Em Portugal, sempre que ocorre uma tragédia pública com mortos, seja um incêndio ou uma estrada que cai, há políticos que começam logo a tremer. Sabem que vão ser enxovalhados nos jornais, alvos de acusações infames. Não, não se trata dos políticos que tutelam o sector, apontados como institucionalmente responsáveis. Trata-se dos políticos da oposição, que serão acusados de usarem a morte para atacar o Governo. O chamado aproveitamento político de tragédia. Desta vez, porém, o que salta à vista não é o aproveitamento político de tragédia, é o aproveitamento trágico de político: quando António Costa insiste em ir ao caixote reciclar o seu amigo Cabrita no Governo, está a aproveitar tragicamente um político.

Mas o PM conhece a peça. Sabe que Eduardo Cabrita representa um risco e faz tudo para minorá-lo. Por isso é que decretou o recolher obrigatório entre as 23 horas e as 5 horas.
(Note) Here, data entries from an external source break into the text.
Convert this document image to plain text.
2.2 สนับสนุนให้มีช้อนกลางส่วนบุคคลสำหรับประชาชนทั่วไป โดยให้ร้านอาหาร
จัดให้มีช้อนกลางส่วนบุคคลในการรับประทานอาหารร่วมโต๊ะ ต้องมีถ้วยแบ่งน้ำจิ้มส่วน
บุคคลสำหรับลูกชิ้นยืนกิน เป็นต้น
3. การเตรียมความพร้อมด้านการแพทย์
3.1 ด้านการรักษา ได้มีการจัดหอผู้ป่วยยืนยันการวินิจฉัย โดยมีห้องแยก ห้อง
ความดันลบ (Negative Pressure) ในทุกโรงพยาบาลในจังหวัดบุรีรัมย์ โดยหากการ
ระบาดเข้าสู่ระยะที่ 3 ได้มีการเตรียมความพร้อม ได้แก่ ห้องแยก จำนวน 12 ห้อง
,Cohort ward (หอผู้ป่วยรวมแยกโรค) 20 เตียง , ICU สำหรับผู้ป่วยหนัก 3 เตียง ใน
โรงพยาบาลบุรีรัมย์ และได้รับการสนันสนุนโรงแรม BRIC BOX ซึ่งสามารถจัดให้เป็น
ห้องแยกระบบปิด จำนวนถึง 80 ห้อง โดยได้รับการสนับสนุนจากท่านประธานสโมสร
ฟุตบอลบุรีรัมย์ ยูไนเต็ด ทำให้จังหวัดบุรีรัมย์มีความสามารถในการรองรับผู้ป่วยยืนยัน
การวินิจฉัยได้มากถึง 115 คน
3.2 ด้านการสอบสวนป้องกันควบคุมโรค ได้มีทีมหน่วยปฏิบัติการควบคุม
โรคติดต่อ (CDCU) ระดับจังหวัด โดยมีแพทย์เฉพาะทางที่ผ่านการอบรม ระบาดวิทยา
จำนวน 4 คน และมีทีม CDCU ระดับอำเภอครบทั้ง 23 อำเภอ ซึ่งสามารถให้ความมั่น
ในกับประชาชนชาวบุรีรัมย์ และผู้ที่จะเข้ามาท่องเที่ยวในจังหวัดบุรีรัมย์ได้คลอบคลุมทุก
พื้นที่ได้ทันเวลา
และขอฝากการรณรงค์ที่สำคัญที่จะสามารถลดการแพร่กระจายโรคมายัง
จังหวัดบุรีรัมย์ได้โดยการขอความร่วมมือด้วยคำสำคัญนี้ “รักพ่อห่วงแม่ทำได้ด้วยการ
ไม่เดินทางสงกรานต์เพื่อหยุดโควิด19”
Ao passarem menos tempo na rua, os Portugueses não têm tantas oportunidades de serem atropelados por Eduardo Cabrita e o seu carro de traficante. (Para que conste, não acho que haja problema em Cabrita utilizar um carro apreendido, só porque pertence a um delinquente. O proprietário do carro não influencia o feitio do passageiro. Mas, só por curiosidade, será que, caso Cabrita andasse de batmobile, também se punha a combater o crime em Gotham?)

Entretanto, Cabrita já avisou que não se demite. Afirma que o seu mandato correspondeu “aos melhores quatro anos de indicadores de segurança” que já se viram em Portugal. Está a ser modesto. Só refere os indicadores e omite os dedos médios. É que também se tem fartado de os mostrar aos Portugueses. Golas anti-fumo? Toma lá um dedo médio. SIRESP escangalhado? Toma outro. Morte de Ihor Homenyuk? Outro. Festejos do Sporting? Ainda outro. Balbúrdia no Zmar? Mais um pirete. Imigrantes em Caxias? Dedo médio no ar. Com tantos manguitos, isto já não é um membro do Governo, é um hooligan numa claque. O ministro Cabrita, na qualidade de pessoa, não tem qualidade de pessoa.